Weyerhaeuser had argued that the sawmill's claim failed as a matter of law because it did not satisfy the Brooke Group standard. Under the Brooke Group test, a plaintiff seeking to establish competitive injury resulting from a rival's low or predatory prices was required to: (1) prove that the prices complained of were below an appropriate measure of its rival's costs and (2) demonstrate that the competitor had a dangerous probability of recouping its investment in below-cost prices.

Noting that predatory pricing and predatory bidding claims were analytically similar, the High Court ruled that, in order to succeed on its predatory bidding claim, the sawmill had to prove that: (1) the alleged predatory bidding led to below-cost pricing of the alleged predator's outputs (the predator's bidding on the buy side caused the cost of the relevant output to rise above the revenues generated in the sale of those outputs); and (2) the alleged predator had a dangerous probability of recouping the losses incurred in bidding up input prices through the exercise of monopsony power.

Both predatory pricing and predatory bidding claims involved the deliberate use of unilateral pricing measures for anticompetitive purposes. And both claims logically required firms to incur short-term losses on the chance that they might reap supracompetitive profits in the future, according to the Court.

The complaining sawmill blamed Weyerhaeuser for driving it out of business by bidding up input costs. It argued that Weyerhaeuser overpaid for alder saw logs to cause saw log prices to rise to artificially high levels as part of a plan to drive it out of business. As proof that this practice had occurred, the sawmill pointed to Weyerhaeuser's large share of the alder purchasing market, rising alder saw log prices during the alleged predation period, and Weyerhaeuser's declining profits during that same period.

During the nine-day trial, the jury was instructed that the sawmill could prove that Weyerhaeuser's bidding practices were anticompetitive acts if the jury concluded that Weyerhaeuser “purchased more logs than it needed, or paid a higher price for logs than necessary, in order to prevent the complaining sawmill from obtaining the logs they needed at a fair price.”

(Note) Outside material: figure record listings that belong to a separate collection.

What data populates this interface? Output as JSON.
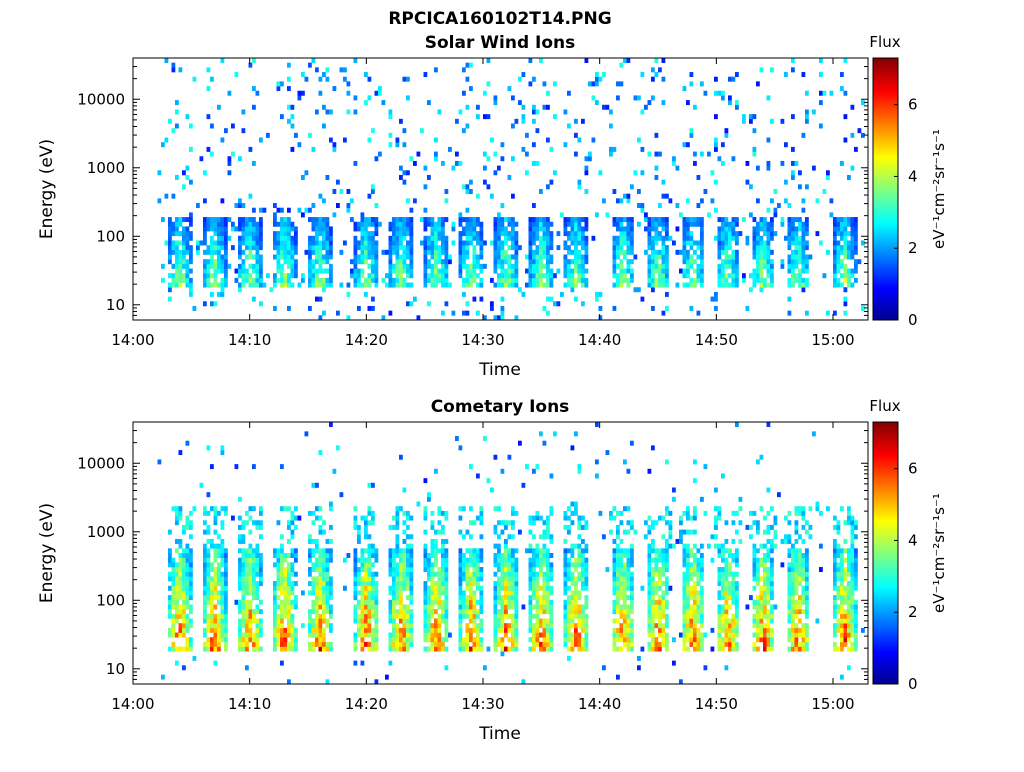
{
  "figure": {
    "title": "RPCICA160102T14.PNG"
  },
  "colors": {
    "colormap": "jet",
    "axis": "#000000",
    "background": "#ffffff"
  },
  "chart_data": [
    {
      "type": "heatmap",
      "title": "Solar Wind Ions",
      "xlabel": "Time",
      "ylabel": "Energy (eV)",
      "yscale": "log",
      "xlim": [
        "14:00",
        "15:03"
      ],
      "ylim": [
        6,
        40000
      ],
      "xticks": [
        "14:00",
        "14:10",
        "14:20",
        "14:30",
        "14:40",
        "14:50",
        "15:00"
      ],
      "yticks": [
        "10",
        "100",
        "1000",
        "10000"
      ],
      "colorbar": {
        "title": "Flux",
        "label": "eV⁻¹cm⁻²sr⁻¹s⁻¹",
        "range": [
          0,
          7.3
        ],
        "ticks": [
          "0",
          "2",
          "4",
          "6"
        ]
      },
      "burst_times": [
        "14:04",
        "14:07",
        "14:10",
        "14:13",
        "14:16",
        "14:20",
        "14:23",
        "14:26",
        "14:29",
        "14:32",
        "14:35",
        "14:38",
        "14:42",
        "14:45",
        "14:48",
        "14:51",
        "14:54",
        "14:57",
        "15:01"
      ],
      "core_energy_range_eV": [
        18,
        200
      ],
      "peak_flux": 4.5,
      "background_flux_range": [
        1,
        3
      ]
    },
    {
      "type": "heatmap",
      "title": "Cometary Ions",
      "xlabel": "Time",
      "ylabel": "Energy (eV)",
      "yscale": "log",
      "xlim": [
        "14:00",
        "15:03"
      ],
      "ylim": [
        6,
        40000
      ],
      "xticks": [
        "14:00",
        "14:10",
        "14:20",
        "14:30",
        "14:40",
        "14:50",
        "15:00"
      ],
      "yticks": [
        "10",
        "100",
        "1000",
        "10000"
      ],
      "colorbar": {
        "title": "Flux",
        "label": "eV⁻¹cm⁻²sr⁻¹s⁻¹",
        "range": [
          0,
          7.3
        ],
        "ticks": [
          "0",
          "2",
          "4",
          "6"
        ]
      },
      "burst_times": [
        "14:04",
        "14:07",
        "14:10",
        "14:13",
        "14:16",
        "14:20",
        "14:23",
        "14:26",
        "14:29",
        "14:32",
        "14:35",
        "14:38",
        "14:42",
        "14:45",
        "14:48",
        "14:51",
        "14:54",
        "14:57",
        "15:01"
      ],
      "core_energy_range_eV": [
        18,
        600
      ],
      "peak_flux": 6.8,
      "background_flux_range": [
        1,
        3
      ]
    }
  ]
}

The trial court denied Weyerhaeuser's motions for judgment as a matter of law or for a new trial, which were based in part on Weyerhaeuser's argument that the sawmill had not satisfied the Brooke Group standard.

The appellate court affirmed the verdict against Weyerhaeuser. Because the sawmill conceded that it had not satisfied the Brooke Group standard, there was no support for the jury's verdict.

The decision—delivered by Justice Thomas—is Weyerhaeuser Co. v. Ross-Simmons Hardwood Lumber Co., Inc., Docket No. 05-381, decided February 20, 2007.